L’arricchimento dell’uranio resta uno dei temi più delicati nei rapporti tra Iran e Occidente. Dopo anni di tensioni e sanzioni, negli ultimi mesi si è aperto uno spiraglio per riprendere il dialogo. Fonti europee presenti a Ginevra confermano che i colloqui sono ancora “in una fase interlocutoria”, senza però passi indietro rispetto agli impegni presi con l’accordo nucleare del 2015 (JCPOA). Da Washington, intanto, nessun commento ufficiale sulle parole di Araghchi, almeno fino alle 10 di questa mattina ora italiana.

Tra sospetti e aperture, le posizioni restano distanti

L’Iran insiste: il suo programma nucleare serve solo a scopi civili. Gli Stati Uniti, invece, chiedono garanzie chiare e controlli stringenti. “Non c’è stata alcuna richiesta di azzeramento dell’arricchimento”, ha ribadito Araghchi rispondendo a una domanda diretta in tv. Una frase pensata per rassicurare sia l’opinione pubblica iraniana sia i partner internazionali. Ma dietro le dichiarazioni ufficiali restano molte domande aperte: quali saranno i limiti tecnici all’arricchimento? Chi controllerà il rispetto degli accordi? E cosa succederà in caso di violazioni?

Prossimi incontri e attese per un’intesa

Fonti vicine al dossier confermano che le delegazioni torneranno a sedersi al tavolo nelle prossime settimane. L’obiettivo è chiaro: trovare un accordo che permetta all’Iran di continuare le attività nucleari per scopi civili, sotto un controllo internazionale stretto. “Stiamo lavorando per arrivare a una soluzione condivisa”, ha detto un funzionario europeo al termine della sessione notturna. A Teheran, intanto, la notizia che Washington non ha chiesto lo stop totale all’arricchimento è stata accolta con prudenza dai media locali. Solo quando tutto sarà scritto nero su bianco si potrà parlare di vera svolta.

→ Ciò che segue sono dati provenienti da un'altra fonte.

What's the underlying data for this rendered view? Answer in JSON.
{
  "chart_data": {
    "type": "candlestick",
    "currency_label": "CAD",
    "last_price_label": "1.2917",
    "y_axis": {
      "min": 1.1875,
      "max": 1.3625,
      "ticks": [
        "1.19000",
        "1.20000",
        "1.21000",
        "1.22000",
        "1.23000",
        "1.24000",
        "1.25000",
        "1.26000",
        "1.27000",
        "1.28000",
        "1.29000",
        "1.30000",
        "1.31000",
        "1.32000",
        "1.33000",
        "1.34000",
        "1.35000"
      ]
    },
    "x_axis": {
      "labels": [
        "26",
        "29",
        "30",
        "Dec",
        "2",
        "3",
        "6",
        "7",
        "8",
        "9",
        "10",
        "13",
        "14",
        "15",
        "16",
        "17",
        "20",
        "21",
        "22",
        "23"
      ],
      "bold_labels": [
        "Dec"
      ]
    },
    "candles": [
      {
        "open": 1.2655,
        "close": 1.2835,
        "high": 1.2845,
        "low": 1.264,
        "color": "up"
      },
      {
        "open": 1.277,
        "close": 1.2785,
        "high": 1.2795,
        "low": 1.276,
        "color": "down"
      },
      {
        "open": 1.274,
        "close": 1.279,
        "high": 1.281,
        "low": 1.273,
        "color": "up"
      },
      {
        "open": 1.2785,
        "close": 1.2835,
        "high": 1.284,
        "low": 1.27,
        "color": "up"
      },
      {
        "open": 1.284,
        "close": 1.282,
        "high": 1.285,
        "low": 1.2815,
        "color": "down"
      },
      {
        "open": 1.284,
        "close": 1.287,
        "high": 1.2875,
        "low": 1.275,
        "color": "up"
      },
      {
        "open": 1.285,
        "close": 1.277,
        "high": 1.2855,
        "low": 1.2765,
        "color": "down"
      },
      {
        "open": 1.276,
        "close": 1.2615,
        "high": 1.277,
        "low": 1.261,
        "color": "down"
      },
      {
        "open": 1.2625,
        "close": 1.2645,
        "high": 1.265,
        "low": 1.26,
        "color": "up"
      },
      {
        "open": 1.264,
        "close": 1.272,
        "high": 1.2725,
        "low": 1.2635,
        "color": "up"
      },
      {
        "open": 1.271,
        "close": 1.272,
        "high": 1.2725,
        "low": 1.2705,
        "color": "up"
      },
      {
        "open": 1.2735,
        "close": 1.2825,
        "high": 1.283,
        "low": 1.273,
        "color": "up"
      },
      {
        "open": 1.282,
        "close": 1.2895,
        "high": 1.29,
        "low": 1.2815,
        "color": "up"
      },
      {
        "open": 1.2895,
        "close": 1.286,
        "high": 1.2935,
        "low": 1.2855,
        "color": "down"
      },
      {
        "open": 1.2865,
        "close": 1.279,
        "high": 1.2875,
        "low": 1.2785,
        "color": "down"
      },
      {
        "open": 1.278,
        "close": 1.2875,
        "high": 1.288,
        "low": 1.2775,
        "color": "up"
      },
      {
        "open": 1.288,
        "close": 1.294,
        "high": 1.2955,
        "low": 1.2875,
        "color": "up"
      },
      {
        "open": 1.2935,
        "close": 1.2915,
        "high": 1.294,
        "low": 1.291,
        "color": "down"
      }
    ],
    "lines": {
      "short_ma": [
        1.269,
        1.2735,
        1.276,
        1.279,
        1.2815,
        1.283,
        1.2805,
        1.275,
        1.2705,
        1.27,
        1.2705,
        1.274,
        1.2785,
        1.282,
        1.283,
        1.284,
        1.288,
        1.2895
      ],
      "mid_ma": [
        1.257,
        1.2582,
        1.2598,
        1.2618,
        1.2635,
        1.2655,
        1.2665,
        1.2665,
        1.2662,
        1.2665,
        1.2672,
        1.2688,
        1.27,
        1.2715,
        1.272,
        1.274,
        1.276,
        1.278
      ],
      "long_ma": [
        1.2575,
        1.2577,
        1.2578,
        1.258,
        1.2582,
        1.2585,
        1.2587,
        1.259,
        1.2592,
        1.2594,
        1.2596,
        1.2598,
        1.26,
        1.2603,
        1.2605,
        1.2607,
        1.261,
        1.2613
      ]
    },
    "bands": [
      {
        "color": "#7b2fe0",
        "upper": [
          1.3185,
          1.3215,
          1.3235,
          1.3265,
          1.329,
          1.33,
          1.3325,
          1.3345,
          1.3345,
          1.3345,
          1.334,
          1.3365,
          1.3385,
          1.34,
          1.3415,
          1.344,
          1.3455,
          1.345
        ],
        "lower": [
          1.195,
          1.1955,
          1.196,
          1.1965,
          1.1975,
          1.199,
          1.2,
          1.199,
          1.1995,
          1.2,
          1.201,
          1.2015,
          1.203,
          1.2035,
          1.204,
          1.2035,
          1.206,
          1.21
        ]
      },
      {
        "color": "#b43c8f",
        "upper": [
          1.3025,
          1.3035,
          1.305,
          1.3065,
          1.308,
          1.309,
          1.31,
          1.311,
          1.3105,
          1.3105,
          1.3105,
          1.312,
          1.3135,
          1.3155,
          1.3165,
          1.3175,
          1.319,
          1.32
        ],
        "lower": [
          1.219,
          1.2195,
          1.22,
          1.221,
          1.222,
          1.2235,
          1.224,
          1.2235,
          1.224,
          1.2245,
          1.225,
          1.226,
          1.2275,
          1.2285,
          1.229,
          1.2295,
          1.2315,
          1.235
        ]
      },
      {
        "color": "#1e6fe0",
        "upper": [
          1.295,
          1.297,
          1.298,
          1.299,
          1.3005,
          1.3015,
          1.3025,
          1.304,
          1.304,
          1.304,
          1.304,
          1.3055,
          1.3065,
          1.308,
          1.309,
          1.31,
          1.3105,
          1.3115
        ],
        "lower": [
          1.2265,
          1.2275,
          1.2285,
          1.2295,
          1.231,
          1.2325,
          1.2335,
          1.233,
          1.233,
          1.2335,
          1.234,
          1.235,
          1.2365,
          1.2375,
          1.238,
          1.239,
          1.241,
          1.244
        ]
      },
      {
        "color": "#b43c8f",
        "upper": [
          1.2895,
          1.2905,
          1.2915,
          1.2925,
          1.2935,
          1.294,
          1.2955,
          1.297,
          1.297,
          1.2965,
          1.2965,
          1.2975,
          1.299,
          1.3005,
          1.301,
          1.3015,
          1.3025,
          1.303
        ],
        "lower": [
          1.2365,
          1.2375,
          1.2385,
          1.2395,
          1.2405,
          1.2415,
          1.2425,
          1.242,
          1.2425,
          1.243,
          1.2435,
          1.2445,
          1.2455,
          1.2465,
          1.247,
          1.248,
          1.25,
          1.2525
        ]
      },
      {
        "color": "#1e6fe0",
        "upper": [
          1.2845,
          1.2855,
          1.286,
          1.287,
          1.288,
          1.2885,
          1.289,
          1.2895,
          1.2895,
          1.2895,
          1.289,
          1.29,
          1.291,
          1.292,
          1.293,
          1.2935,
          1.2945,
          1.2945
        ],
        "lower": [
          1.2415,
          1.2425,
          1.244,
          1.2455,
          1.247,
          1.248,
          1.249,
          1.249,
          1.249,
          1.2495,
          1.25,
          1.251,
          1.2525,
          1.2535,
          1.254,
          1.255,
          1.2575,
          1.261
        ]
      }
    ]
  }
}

La comunità internazionale osserva, la strada resta lunga

La partita è ancora aperta. L’Agenzia internazionale per l’energia atomica (Aiea) segue la situazione con attenzione. Gli esperti sottolineano che ogni progresso nei negoziati potrebbe avere ripercussioni non solo in Medio Oriente, ma sull’equilibrio globale. Per ora, una certezza: nessuna delle due parti sembra pronta a cedere sui punti chiave. E la via per un nuovo accordo è ancora lunga e tortuosa.